В листьях кто-то захлопал крыльями, раздалось резкое «кви-кви!». На него налетела маленькая белая птичка. Лафайет сильно стукнул ее от неожиданности, почти потерял равновесие и громко взвыл от пронзительной боли в крыле, пытаясь найти опору. Птичка выжидала, непонимающе квикая. Через минуту к ней присоединились еще две. Лафайет прислонился спиной к ветви и отражал их беспрерывные попытки прорваться ближе.

— Прочь! Будьте вы прокляты! — кричал он. — Мало мне горя, еще не хватало, чтобы меня клевали кровожадные какаду!

Птицы все слетались. Издавая негодующие пронзительные крики, они кружились над головой Лафайета. Он пятился по ветке. Птицы преследовали. Лафайет уперся спиной в гигантский ствол. Теперь вокруг него хлопало крыльями не менее дюжины птиц.

— Подождите, по крайней мере, пока я не умру! — кричал он.

Внезапно рядом раздался резкий свист. Все птицы в мгновение ока разлетелись. Ветвь под ногами Лафайета слегка задрожала. Лафайет насторожился. Показалась маленькая изящная фигурка, окутанная плащом из перьев.

— Нет, не плащом, — О'Лири присмотрелся повнимательнее, — крыльями.

В десяти шагах перед ним стоял еще один человек-птица.

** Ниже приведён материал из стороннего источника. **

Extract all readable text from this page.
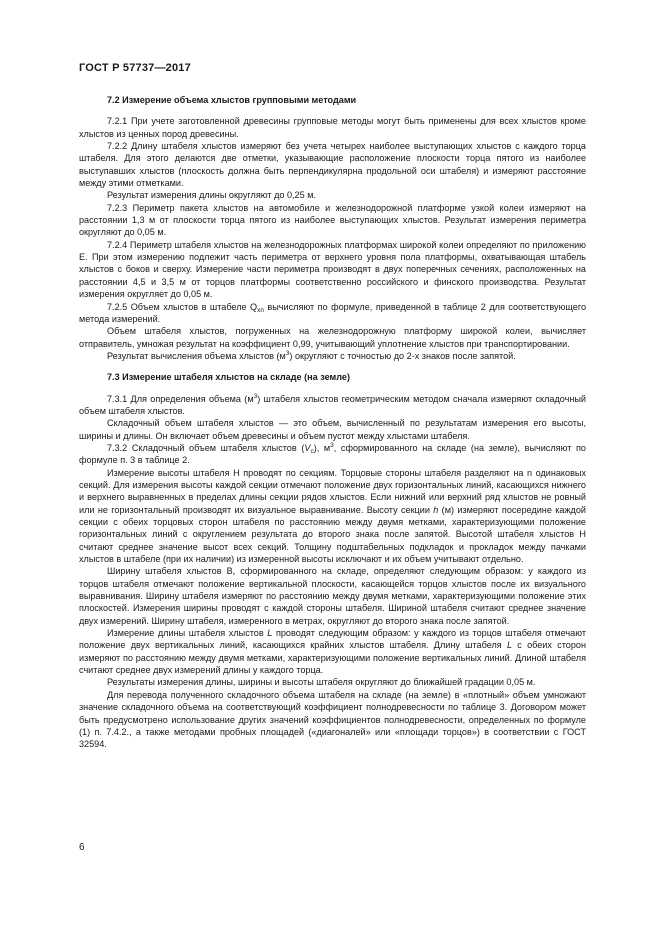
ГОСТ Р 57737—2017
7.2 Измерение объема хлыстов групповыми методами

7.2.1 При учете заготовленной древесины групповые методы могут быть применены для всех хлыстов кроме хлыстов из ценных пород древесины.

7.2.2 Длину штабеля хлыстов измеряют без учета четырех наиболее выступающих хлыстов с каждого торца штабеля. Для этого делаются две отметки, указывающие расположение плоскости торца пятого из наиболее выступавших хлыстов (плоскость должна быть перпендикулярна продольной оси штабеля) и измеряют расстояние между этими отметками.

Результат измерения длины округляют до 0,25 м.

7.2.3 Периметр пакета хлыстов на автомобиле и железнодорожной платформе узкой колеи измеряют на расстоянии 1,3 м от плоскости торца пятого из наиболее выступающих хлыстов. Результат измерения периметра округляют до 0,05 м.

7.2.4 Периметр штабеля хлыстов на железнодорожных платформах широкой колеи определяют по приложению Е. При этом измерению подлежит часть периметра от верхнего уровня пола платформы, охватывающая штабель хлыстов с боков и сверху. Измерение части периметра производят в двух поперечных сечениях, расположенных на расстоянии 4,5 и 3,5 м от торцов платформы соответственно российского и финского производства. Результат измерения округляет до 0,05 м.

7.2.5 Объем хлыстов в штабеле $Q_{хп}$ вычисляют по формуле, приведенной в таблице 2 для соответствующего метода измерений.

Объем штабеля хлыстов, погруженных на железнодорожную платформу широкой колеи, вычисляет отправитель, умножая результат на коэффициент 0,99, учитывающий уплотнение хлыстов при транспортировании.

Результат вычисления объема хлыстов $(м^3)$ округляют с точностью до 2-х знаков после запятой.

7.3 Измерение штабеля хлыстов на складе (на земле)

7.3.1 Для определения объема $(м^3)$ штабеля хлыстов геометрическим методом сначала измеряют складочный объем штабеля хлыстов.

Складочный объем штабеля хлыстов — это объем, вычисленный по результатам измерения его высоты, ширины и длины. Он включает объем древесины и объем пустот между хлыстами штабеля.

7.3.2 Складочный объем штабеля хлыстов $(V_с)$, $м^3$, сформированного на складе (на земле), вычисляют по формуле п. 3 в таблице 2.

Измерение высоты штабеля Н проводят по секциям. Торцовые стороны штабеля разделяют на n одинаковых секций. Для измерения высоты каждой секции отмечают положение двух горизонтальных линий, касающихся нижнего и верхнего выравненных в пределах длины секции рядов хлыстов. Если нижний или верхний ряд хлыстов не ровный или не горизонтальный производят их визуальное выравнивание. Высоту секции h (м) измеряют посередине каждой секции с обеих торцовых сторон штабеля по расстоянию между двумя метками, характеризующими положение горизонтальных линий с округлением результата до второго знака после запятой. Высотой штабеля хлыстов Н считают среднее значение высот всех секций. Толщину подштабельных подкладок и прокладок между пачками хлыстов в штабеле (при их наличии) из измеренной высоты исключают и их объем учитывают отдельно.

Ширину штабеля хлыстов В, сформированного на складе, определяют следующим образом: у каждого из торцов штабеля отмечают положение вертикальной плоскости, касающейся торцов хлыстов после их визуального выравнивания. Ширину штабеля измеряют по расстоянию между двумя метками, характеризующими положение этих плоскостей. Измерения ширины проводят с каждой стороны штабеля. Шириной штабеля считают среднее значение двух измерений. Ширину штабеля, измеренного в метрах, округляют до второго знака после запятой.

Измерение длины штабеля хлыстов L проводят следующим образом: у каждого из торцов штабеля отмечают положение двух вертикальных линий, касающихся крайних хлыстов штабеля. Длину штабеля L с обеих сторон измеряют по расстоянию между двумя метками, характеризующими положение вертикальных линий. Длиной штабеля считают среднее двух измерений длины у каждого торца.

Результаты измерения длины, ширины и высоты штабеля округляют до ближайшей градации 0,05 м.

Для перевода полученного складочного объема штабеля на складе (на земле) в «плотный» объем умножают значение складочного объема на соответствующий коэффициент полнодревесности по таблице 3. Договором может быть предусмотрено использование других значений коэффициентов полнодревесности, определенных по формуле (1) п. 7.4.2., а также методами пробных площадей («диагоналей» или «площади торцов») в соответствии с ГОСТ 32594.

6
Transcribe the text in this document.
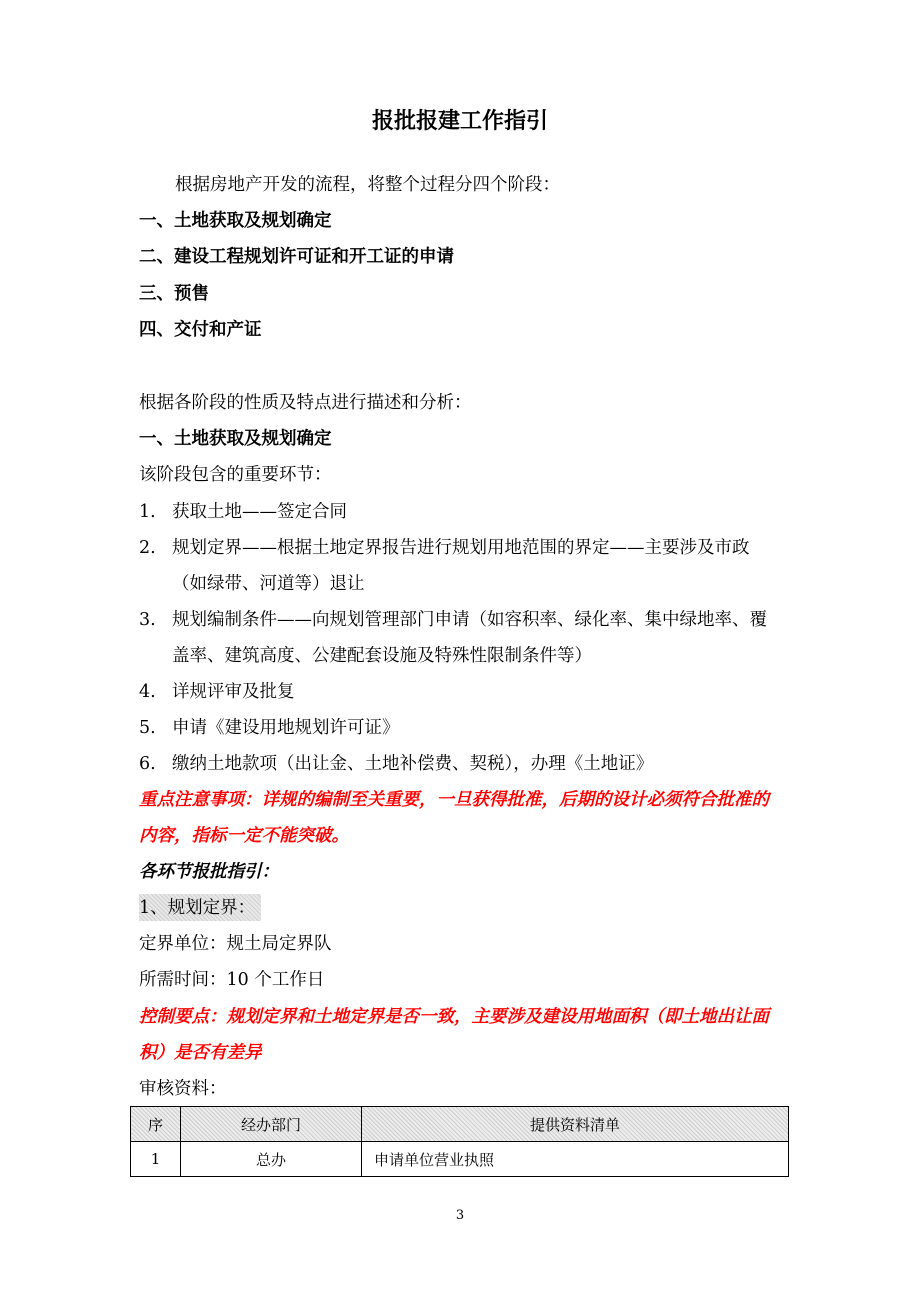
报批报建工作指引
根据房地产开发的流程，将整个过程分四个阶段：
一、土地获取及规划确定
二、建设工程规划许可证和开工证的申请
三、预售
四、交付和产证
根据各阶段的性质及特点进行描述和分析：
一、土地获取及规划确定
该阶段包含的重要环节：
1. 获取土地——签定合同
2. 规划定界——根据土地定界报告进行规划用地范围的界定——主要涉及市政
（如绿带、河道等）退让
3. 规划编制条件——向规划管理部门申请（如容积率、绿化率、集中绿地率、覆
盖率、建筑高度、公建配套设施及特殊性限制条件等）
4. 详规评审及批复
5. 申请《建设用地规划许可证》
6. 缴纳土地款项（出让金、土地补偿费、契税），办理《土地证》
重点注意事项：详规的编制至关重要，一旦获得批准，后期的设计必须符合批准的
内容，指标一定不能突破。
各环节报批指引：
1、规划定界：
定界单位：规土局定界队
所需时间：10 个工作日
控制要点：规划定界和土地定界是否一致，主要涉及建设用地面积（即土地出让面
积）是否有差异
审核资料：
序	经办部门	提供资料清单
1	总办	申请单位营业执照
3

Мужчина был узкоплечий, узколицый, с длинным острым носом, поджатыми губами и треугольными бровками над светлыми сверкающими глазами. На нем были облегающие зеленые брюки, свободная туника, украшенная золотыми петлями на манжетах. Ноги босые. Длинные хрупкие пальцы ног захватывали грубую кору.

— Ит ик икик; риз изит тиз тиззик ик? — спросил пришелец высоким музыкальным голосом.

— Извините, — сказал Лафайет, замечая, как неловко слетело слово с его губ. — Я не… ох, не понима-а-ю вашу т-а-а-рабарщину.

— Тиб, ит, ик икик; рзи изит тиз тиззик ик, изйик! — Тон летающего человека был нетерпелив, но вряд ли Лафайет это заметил. Какой-то частью своего ума он воспринимал лишь серию свистящих отрывистых звуков, но другой — различал смысл речи:

— Я спросил, в чем дело? Ты что, ел ягоды сники?

— Не, — ответил Лафайет, но почувствовал, как произнес нечто вроде «ниф». — Я думал, может, этот зик-зик нашел червяка зазз, — ясно проступил смысл сквозь жужжание и пощелкивание.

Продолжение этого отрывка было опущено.